Baptists, Mormons Both Slam Boy Scouts Over Gay Leadership

REUTERS

Image: Baptists, Mormons Both Slam Boy Scouts Over Gay Leadership
A decision by the Boy Scouts of America to allow gay leaders was met with indignation by the largest U.S. Protestant group on Tuesday along with criticism from a leading gay rights group that the move did not go far enough.About 70 percent of the roughly 100,000 U.S. Boy Scout units are sponsored by religious institutions, and many said the Monday decision runs counter to the moral standards set by the 105-year-old youth organization.

“We express consummate sadness that this once vibrant organization continues to cave to social pressure, compromising its long-held, constitutionally protected tenets,” said Roger “Sing” Oldham, a spokesman for the Nashville-based Southern Baptist Convention.

Even though the decision permits religious organizations to exclude gay adults in keeping with their beliefs, other major conservative church groups also criticized the change, which took effect with the vote Monday by the National Executive Board.

The largest sponsor of Boy Scout units, the Church of Jesus Christ of Latter-day Saints, has said it was “deeply troubled” by the move, adding the Mormons’ “century-long association with Scouting will need to be examined.”

The church was unable to make a decision quickly on whether to remain with the Boy Scouts because its top leaders — including the president, his two counselors and the Quorum of the Twelve Apostles — were off with their families in July, Dane O. Leavitt, a Mormon leader who serves as the liaison with the Boy Scouts, told The New York Times.

“In our church, the leaders don’t make decisions based on a 7-to-5 vote,” he said. “They make decisions in unanimity, and that simply requires that they have the opportunity to be together,” said Mr.

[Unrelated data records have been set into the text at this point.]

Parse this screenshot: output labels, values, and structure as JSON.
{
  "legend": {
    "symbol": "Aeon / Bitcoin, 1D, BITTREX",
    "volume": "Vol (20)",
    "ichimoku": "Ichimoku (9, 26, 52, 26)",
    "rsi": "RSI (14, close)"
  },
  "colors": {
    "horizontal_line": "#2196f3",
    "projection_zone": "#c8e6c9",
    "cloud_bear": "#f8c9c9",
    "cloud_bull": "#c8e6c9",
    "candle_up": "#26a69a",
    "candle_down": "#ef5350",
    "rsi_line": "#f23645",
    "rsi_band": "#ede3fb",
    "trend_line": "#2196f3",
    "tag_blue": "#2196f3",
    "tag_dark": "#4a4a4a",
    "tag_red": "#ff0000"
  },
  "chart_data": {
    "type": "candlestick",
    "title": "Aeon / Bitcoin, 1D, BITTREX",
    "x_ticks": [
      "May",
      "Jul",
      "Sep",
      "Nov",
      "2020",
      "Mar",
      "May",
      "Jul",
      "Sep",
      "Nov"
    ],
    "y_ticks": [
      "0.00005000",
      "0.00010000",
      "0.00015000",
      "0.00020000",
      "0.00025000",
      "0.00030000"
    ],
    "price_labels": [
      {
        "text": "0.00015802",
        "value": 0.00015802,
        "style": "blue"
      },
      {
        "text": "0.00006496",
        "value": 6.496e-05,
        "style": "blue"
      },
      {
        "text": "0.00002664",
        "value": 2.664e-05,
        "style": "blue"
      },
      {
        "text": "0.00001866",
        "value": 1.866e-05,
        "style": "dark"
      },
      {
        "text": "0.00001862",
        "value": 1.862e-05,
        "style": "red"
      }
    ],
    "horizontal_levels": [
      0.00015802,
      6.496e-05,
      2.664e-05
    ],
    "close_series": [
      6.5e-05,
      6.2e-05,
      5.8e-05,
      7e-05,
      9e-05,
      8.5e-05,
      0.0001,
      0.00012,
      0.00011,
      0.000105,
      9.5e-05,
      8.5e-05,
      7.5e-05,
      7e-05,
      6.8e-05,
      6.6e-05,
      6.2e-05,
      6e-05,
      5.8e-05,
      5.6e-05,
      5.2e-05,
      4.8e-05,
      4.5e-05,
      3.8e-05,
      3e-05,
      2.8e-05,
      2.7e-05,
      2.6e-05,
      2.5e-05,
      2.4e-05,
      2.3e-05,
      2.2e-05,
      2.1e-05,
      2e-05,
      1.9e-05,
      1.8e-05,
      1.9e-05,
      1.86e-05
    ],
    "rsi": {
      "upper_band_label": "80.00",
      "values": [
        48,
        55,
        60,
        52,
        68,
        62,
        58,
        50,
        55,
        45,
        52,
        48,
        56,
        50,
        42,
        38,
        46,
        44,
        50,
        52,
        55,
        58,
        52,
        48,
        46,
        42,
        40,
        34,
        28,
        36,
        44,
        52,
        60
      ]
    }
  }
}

Leavitt, who added that he was not involved in the recent discussions between the church and the Boy Scouts.

The Catholic Church, another leading sponsor of troops, on Tuesday said in a statement it was concerned with the “practical implications” of allowing gay leaders but remains committed to its relationship with the Irving, Texas-based Scouts.

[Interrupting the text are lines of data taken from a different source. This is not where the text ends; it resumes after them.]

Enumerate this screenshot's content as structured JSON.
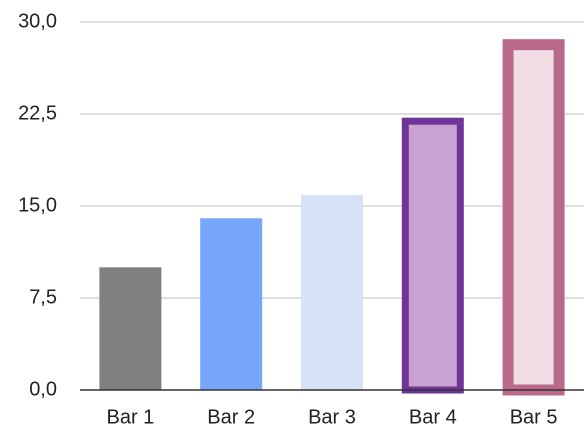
{
  "chart_data": {
    "type": "bar",
    "title": "",
    "xlabel": "",
    "ylabel": "",
    "categories": [
      "Bar 1",
      "Bar 2",
      "Bar 3",
      "Bar 4",
      "Bar 5"
    ],
    "values": [
      10,
      14,
      15.9,
      22.2,
      28.6
    ],
    "ylim": [
      0,
      30
    ],
    "yticks": [
      0,
      7.5,
      15,
      22.5,
      30
    ],
    "ytick_labels": [
      "0,0",
      "7,5",
      "15,0",
      "22,5",
      "30,0"
    ],
    "grid": true,
    "legend": "none",
    "bar_styles": [
      {
        "fill": "#808080",
        "stroke": "none"
      },
      {
        "fill": "#76a7fa",
        "stroke": "none"
      },
      {
        "fill": "#d6e2f5",
        "stroke": "none"
      },
      {
        "fill": "#c9a2d1",
        "stroke": "#6f3498"
      },
      {
        "fill": "#f3dde5",
        "stroke": "#b9698a"
      }
    ],
    "colors": {
      "grid": "#cccccc",
      "axis": "#333333",
      "text": "#222222"
    }
  }
}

The policy, backed by 79 percent of board members, removes a prohibition on gay adult leaders, but allows religious groups to bar them.

The Human Rights Campaign, the nation’s largest lesbian, gay, bisexual and transgender civil rights organization, called for the Scouts to drop the opt-out religious exemption and become fully non-discriminatory.

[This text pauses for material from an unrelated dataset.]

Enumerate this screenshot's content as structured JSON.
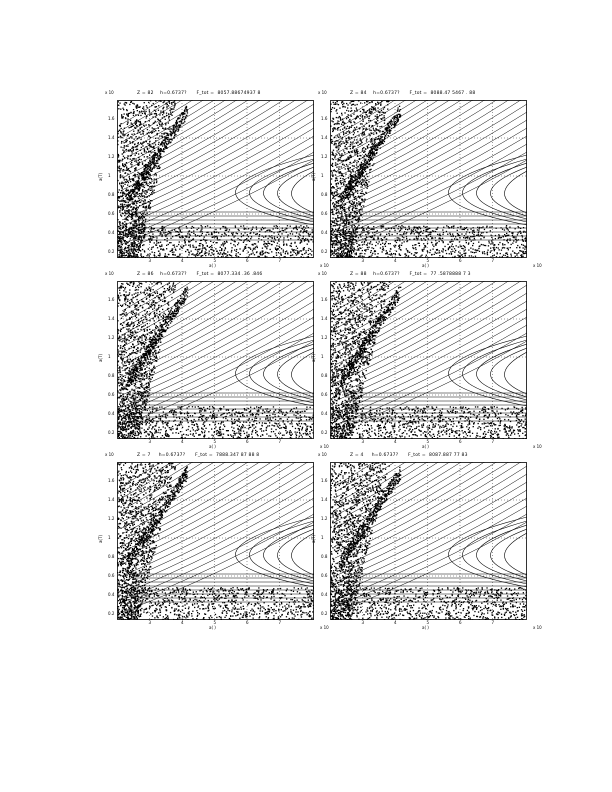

“Including an exemption for troops sponsored by religious organizations undermines and diminishes the historic nature of (the) decision,” said Chad Griffin, president of the Human Rights Campaign.

The Boy Scouts’ president, former U.S. Defense Secretary Robert Gates, called for the change in May, saying continuation of the blanket ban on gay Scout leaders was “unsustainable”.

Gates helped end the military’s “Don’t Ask, Don’t Tell” policy that barred openly gay individuals from serving.

Earlier, corporate sponsors such as Lockheed Martin and Intel dropped funding for the organization to protest policies considered discriminatory.

Membership in the Boy Scouts has been steadily declining over the past decade, but the 2013 decision to allow gay youth contributed to a steeper drop of 7.4 percent from 2013 to 2014, according to organization figures.